La argumentación es clara y puede llegar a malinterpretarse como ofensiva para quienes defienden el poder de la imagen. Aquí la diferencia es definitiva. Lo que quiere resaltar Vargas Llosa es la profunda escisión entre la narrativa audiovisual y el espectáculo óptico, lo que él llama “la sociedad convertida en show”.
No es elitismo, Vargas Llosa no niega que nunca antes la cultura fuera tan democrática, “tan posible para todos los que tenemos televisor”. Pero ese no es el problema; la cuestión está en la mala interpretación del concepto mismo.
Si para algunos el concepto de cultura es sinónimo de erudición, Vargas Llosa más bien está en la línea de T. S. Eliot para quien la definición de la cultura apunta a una disposición al conocimiento. “Una especie de puerta abierta que se tiene hacia los conocimientos”; bajo esta perspectiva, la cultura vendría a ser anterior al concepto.
“El especialista, el científico, puede tener grandes conocimientos, pero, no por ello, es necesariamente culto.
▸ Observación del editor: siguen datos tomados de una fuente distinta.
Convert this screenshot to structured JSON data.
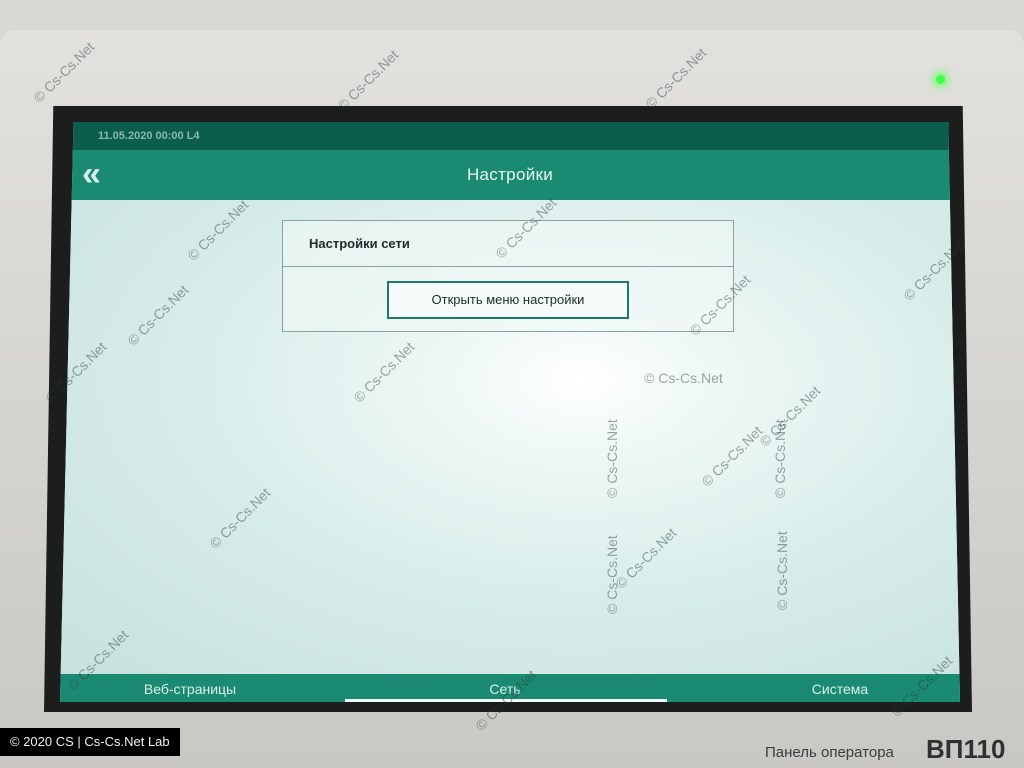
{
  "device": {
    "brand_text": "Панель оператора",
    "model_text": "ВП110"
  },
  "status_strip": {
    "text": "11.05.2020 00:00 L4"
  },
  "header": {
    "back_icon": "double-chevron-left-icon",
    "title": "Настройки"
  },
  "panel": {
    "title": "Настройки сети",
    "button_label": "Открыть меню настройки"
  },
  "nav": {
    "tabs": [
      "Веб-страницы",
      "Сеть",
      "Система"
    ],
    "active_index": 1
  },
  "watermark": {
    "text": "© Cs-Cs.Net",
    "badge": "© 2020 CS | Cs-Cs.Net Lab"
  },
  "colors": {
    "accent": "#1a8a72",
    "accent_dark": "#0b5e4e",
    "screen_bg": "#dbeeed"
  }
}
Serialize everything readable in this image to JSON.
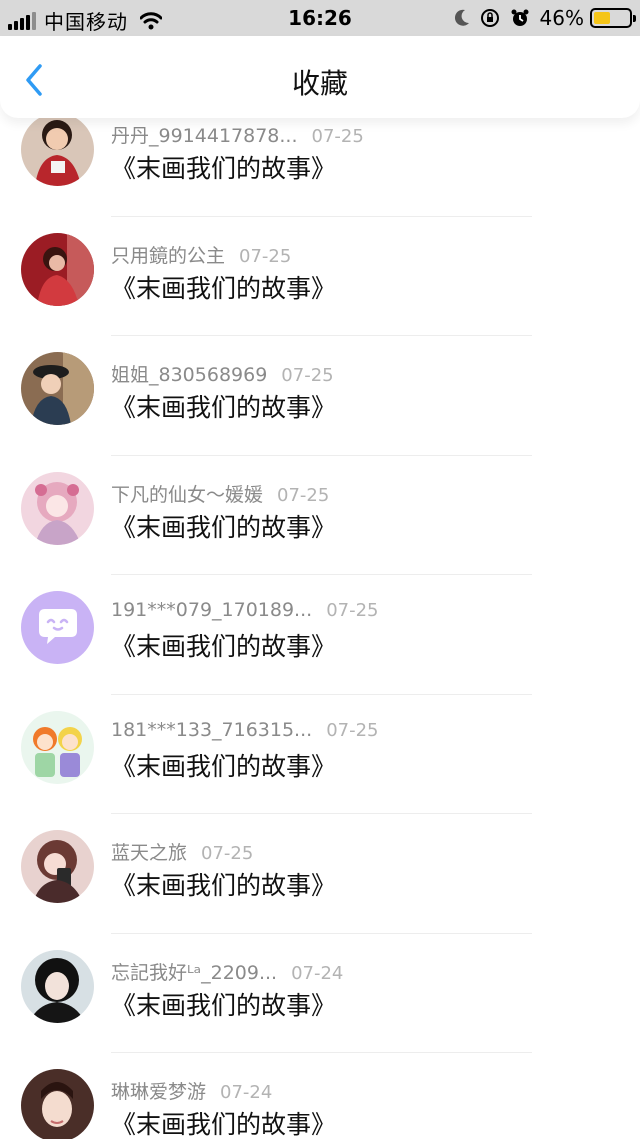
{
  "status_bar": {
    "carrier": "中国移动",
    "time": "16:26",
    "battery_percent": "46%",
    "battery_level": 0.46,
    "battery_color": "#f5c518"
  },
  "nav": {
    "back_icon": "chevron-left-icon",
    "title": "收藏",
    "accent_color": "#2f9bf4"
  },
  "items": [
    {
      "name": "丹丹_9914417878...",
      "date": "07-25",
      "content": "《末画我们的故事》",
      "avatar": "photo-girl-red"
    },
    {
      "name": "只用鏡的公主",
      "date": "07-25",
      "content": "《末画我们的故事》",
      "avatar": "photo-red-dress"
    },
    {
      "name": "姐姐_830568969",
      "date": "07-25",
      "content": "《末画我们的故事》",
      "avatar": "photo-woman-hat"
    },
    {
      "name": "下凡的仙女～媛媛",
      "date": "07-25",
      "content": "《末画我们的故事》",
      "avatar": "anime-pink"
    },
    {
      "name": "191***079_170189...",
      "date": "07-25",
      "content": "《末画我们的故事》",
      "avatar": "chat-bubble-icon"
    },
    {
      "name": "181***133_716315...",
      "date": "07-25",
      "content": "《末画我们的故事》",
      "avatar": "anime-two-kids"
    },
    {
      "name": "蓝天之旅",
      "date": "07-25",
      "content": "《末画我们的故事》",
      "avatar": "anime-girl-phone"
    },
    {
      "name": "忘記我好ᴸᵃ_2209...",
      "date": "07-24",
      "content": "《末画我们的故事》",
      "avatar": "photo-girl-dark"
    },
    {
      "name": "琳琳爱梦游",
      "date": "07-24",
      "content": "《末画我们的故事》",
      "avatar": "photo-girl-smile"
    }
  ]
}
El cultivo de las formas, la capacidad de jerarquizar los conceptos adquiridos, el orden y la prelación de los conocimientos son elementos que constituyen las tres estancias del individuo encargadas de crear tensiones en la sociedad: el plano intelectual, el ético y el moral; no existiría cultura sin este orden previo”, afirma el escritor.
Algo falla, en tanto el mundo está como está. Eso es lo que nos viene a decir Vargas Llosa, quien comparte línea discursiva con sociólogos como Zygmunt Bauman, en tanto presenta a la posmodernidad dominada por las “sociedades líquidas”, como carentes de identidad, constituidas por seres a la deriva que se satisfacen con el espectáculo trivial.
El problema, de fondo, viene a ser el mal entendimiento de la cultural como entretenimiento y diversión.
¿Tiene que ser aburrida la cultura? No. La cuestión es justo lo implícito en la pregunta. Las categorías de diversión y aburrimiento se han banalizado. “El placer de la vida intelectual se ha trivializado”, dice Mario Vargas Llosa. El esfuerzo intelectual se mal entiende como sosería, una cosa para aburridos.
Una película es buena no por su espectacularidad en imagen — esa sobrevalorada capacidad de “hipnotizar” — sino justo por la narrativa que encierra, ese esfuerzo intelectual que le imparte a quien la ve.
Que no se aludan los guionistas y directores de cine y televisión, más bien que reflexionen porque razón tiene Vargas Llosa, tanta trama policíaca y tanto drama pasional, tanta pompa de la emoción detectivesca y amorosa, nos ha dejado vacíos, nos ha convertido en seres maleables y cursis, que se dejan embelesar por cualquier tontería.